Chris Clubine, management analyst, presented the data to the city council’s finance and budget committee this week. He explained that the initial forecast for the city’s fiscal year 2021 numbers assumed a 60% decrease for the first quarter (July to September) and a 25% decrease for the remaining three quarters (October 2020 to June 2021).
But the recovery from COVID-19 has been slower than anticipated and there are not enough funds available to provide an additional six months of expenditures for the city’s public service agreements paid out of the business and industry fund. These include contributions to Downtown Mainstreet Inc, the Lee’s Summit Economic Development Council, the Lee’s Summit Chamber of Commerce, the Lee’s Summit Chamber Marketing PSA, and Velocity Lee’s Summit. The PSA expenditures total $306,722 for a six-month period.
Steve Arbo, city manager, explained that the fund had often carried a surplus in the past, which prompted the city council to recommend spending down some of that reserve by paying for the PSAs out of the business and industry tax rather than the city’s general fund. Because the PSAs help promote the city as a destination, it was deemed an appropriate use of the revenues generated by the city’s hotels and motels.

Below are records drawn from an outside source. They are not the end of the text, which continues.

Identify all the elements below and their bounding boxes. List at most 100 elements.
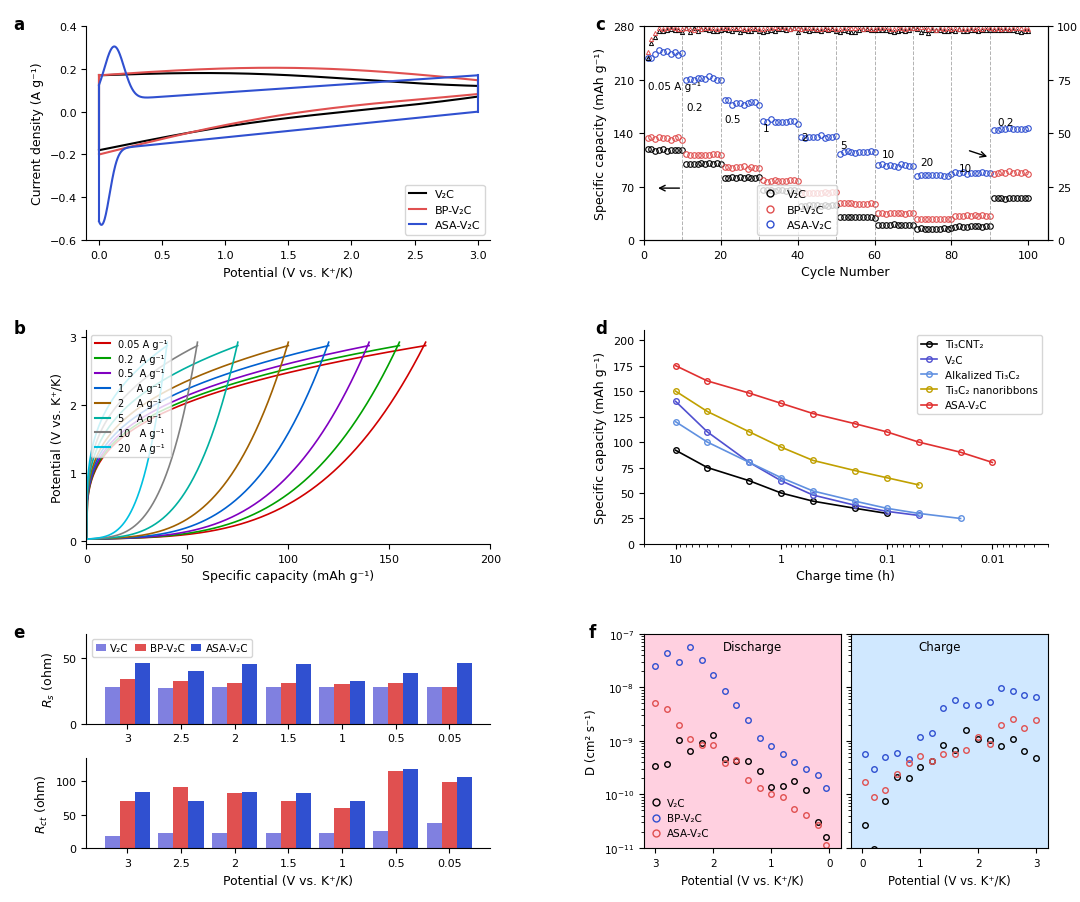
V₂C	[807, 490, 820, 501]
Bar	[135, 663, 150, 724]
Legend: V₂C, BP-V₂C, ASA-V₂C: V₂C, BP-V₂C, ASA-V₂C	[405, 185, 485, 235]
Bar	[296, 665, 311, 724]
Bar	[442, 782, 457, 848]
Legend: V₂C, BP-V₂C, ASA-V₂C: V₂C, BP-V₂C, ASA-V₂C	[92, 640, 253, 658]
Bar	[427, 823, 442, 848]
V₂C	[669, 397, 681, 408]
ASA-V₂C	[954, 447, 967, 458]
Bar	[457, 663, 472, 724]
Line: V₂C: V₂C	[673, 399, 921, 519]
Ti₃CNT₂	[743, 476, 756, 487]
Bar	[159, 833, 174, 848]
ASA-V₂C	[669, 361, 681, 372]
Bar	[212, 687, 227, 724]
Bar	[266, 833, 281, 848]
Bar	[281, 801, 296, 848]
Bar	[403, 674, 418, 724]
ASA-V₂C	[986, 457, 999, 468]
Alkalized Ti₃C₂	[807, 486, 820, 497]
Bar	[374, 832, 388, 848]
Ti₃C₂ nanoribbons	[913, 480, 926, 491]
Text: 0.05 A g⁻¹: 0.05 A g⁻¹	[648, 82, 701, 92]
V₂C	[880, 506, 893, 517]
Legend: Ti₃CNT₂, V₂C, Alkalized Ti₃C₂, Ti₃C₂ nanoribbons, ASA-V₂C: Ti₃CNT₂, V₂C, Alkalized Ti₃C₂, Ti₃C₂ nan…	[917, 336, 1042, 415]
Ti₃C₂ nanoribbons	[701, 407, 714, 418]
Legend: V₂C, BP-V₂C, ASA-V₂C: V₂C, BP-V₂C, ASA-V₂C	[649, 794, 714, 842]
Alkalized Ti₃C₂	[954, 513, 967, 524]
Bar	[320, 687, 335, 724]
Alkalized Ti₃C₂	[743, 457, 756, 468]
X-axis label: Cycle Number: Cycle Number	[801, 266, 890, 279]
Ti₃C₂ nanoribbons	[807, 456, 820, 466]
X-axis label: Potential (V vs. K⁺/K): Potential (V vs. K⁺/K)	[888, 873, 1011, 886]
Bar	[174, 682, 189, 724]
Bar	[266, 687, 281, 724]
Y-axis label: Potential (V vs. K⁺/K): Potential (V vs. K⁺/K)	[51, 373, 64, 502]
Bar	[403, 769, 418, 848]
Legend: V₂C, BP-V₂C, ASA-V₂C: V₂C, BP-V₂C, ASA-V₂C	[757, 185, 837, 235]
V₂C	[774, 476, 787, 487]
Bar	[120, 801, 135, 848]
ASA-V₂C	[743, 388, 756, 399]
Ti₃CNT₂	[774, 488, 787, 499]
X-axis label: Charge time (h): Charge time (h)	[796, 569, 895, 583]
Text: b: b	[14, 320, 26, 338]
Ti₃CNT₂	[880, 509, 893, 520]
Bar	[135, 792, 150, 848]
Bar	[388, 771, 403, 848]
Bar	[227, 683, 242, 724]
Text: Discharge: Discharge	[723, 640, 782, 654]
Line: Ti₃CNT₂: Ti₃CNT₂	[673, 448, 890, 517]
Bar	[350, 682, 365, 724]
Y-axis label: $R_{ct}$ (ohm): $R_{ct}$ (ohm)	[35, 773, 50, 833]
Ti₃C₂ nanoribbons	[774, 442, 787, 453]
Ti₃CNT₂	[669, 446, 681, 456]
Bar	[227, 794, 242, 848]
Bar	[350, 801, 365, 848]
Bar	[242, 792, 257, 848]
Ti₃C₂ nanoribbons	[880, 473, 893, 483]
Ti₃CNT₂	[701, 463, 714, 474]
ASA-V₂C	[701, 376, 714, 387]
Bar	[335, 685, 350, 724]
Legend: 0.05 A g⁻¹, 0.2  A g⁻¹, 0.5  A g⁻¹, 1    A g⁻¹, 2    A g⁻¹, 5    A g⁻¹, 10   A g: 0.05 A g⁻¹, 0.2 A g⁻¹, 0.5 A g⁻¹, 1 A g⁻…	[92, 336, 171, 457]
Bar	[374, 687, 388, 724]
Bar	[281, 683, 296, 724]
Bar	[105, 836, 120, 848]
Text: 0.2: 0.2	[686, 103, 703, 113]
Text: 10: 10	[959, 163, 972, 173]
Bar	[442, 687, 457, 724]
Text: 5: 5	[840, 141, 847, 151]
Text: d: d	[595, 320, 607, 338]
Text: 10: 10	[882, 150, 895, 160]
Alkalized Ti₃C₂	[669, 417, 681, 428]
Bar	[335, 808, 350, 848]
Bar	[105, 687, 120, 724]
Bar	[120, 679, 135, 724]
Ti₃C₂ nanoribbons	[743, 427, 756, 437]
Text: 1: 1	[762, 124, 770, 133]
Alkalized Ti₃C₂	[774, 473, 787, 483]
Y-axis label: Current density (A g⁻¹): Current density (A g⁻¹)	[31, 63, 44, 205]
Alkalized Ti₃C₂	[913, 509, 926, 520]
Text: 2: 2	[801, 133, 808, 143]
ASA-V₂C	[849, 419, 862, 429]
Y-axis label: $R_s$ (ohm): $R_s$ (ohm)	[41, 651, 57, 707]
Ti₃C₂ nanoribbons	[669, 386, 681, 397]
Line: ASA-V₂C: ASA-V₂C	[673, 364, 995, 465]
Alkalized Ti₃C₂	[849, 496, 862, 507]
Text: Charge: Charge	[918, 640, 960, 654]
Bar	[320, 833, 335, 848]
X-axis label: Potential (V vs. K⁺/K): Potential (V vs. K⁺/K)	[224, 873, 353, 886]
Text: c: c	[595, 16, 605, 34]
ASA-V₂C	[913, 437, 926, 448]
Text: 0.2: 0.2	[998, 118, 1014, 128]
Text: f: f	[589, 623, 596, 641]
V₂C	[743, 457, 756, 468]
Bar	[174, 787, 189, 848]
Line: Alkalized Ti₃C₂: Alkalized Ti₃C₂	[673, 419, 963, 521]
Y-axis label: Specific capacity (mAh g⁻¹): Specific capacity (mAh g⁻¹)	[594, 352, 607, 523]
Text: a: a	[14, 16, 25, 34]
ASA-V₂C	[807, 409, 820, 419]
X-axis label: Potential (V vs. K⁺/K): Potential (V vs. K⁺/K)	[680, 873, 804, 886]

But now that the industry has been hit hard by the pandemic, the council will need to ensure the fund doesn’t run dry.
“We’re somewhat caught with our pants down a little bit, as a city,” Mayor Pro Tem Beto Lopez said, advocating for a minimum reserve.
Councilmember Andrew Felker agreed, suggesting that with an unpredictable fiscal year ahead, having a reserve is the responsible move to make.
Arbo requested direction from the committee before city staff begins discussing a new spending plan with the PSA organizations. The committee discussed imposing a reserve balance minimum of $40,000 or $50,000 to ensure future expenditures can be covered, though no formal action was taken.
Councilmembers Felker, Diane Forte and Bob Johnson were present in council chambers for the Nov. 9 meeting. Lopez attended via teleconference.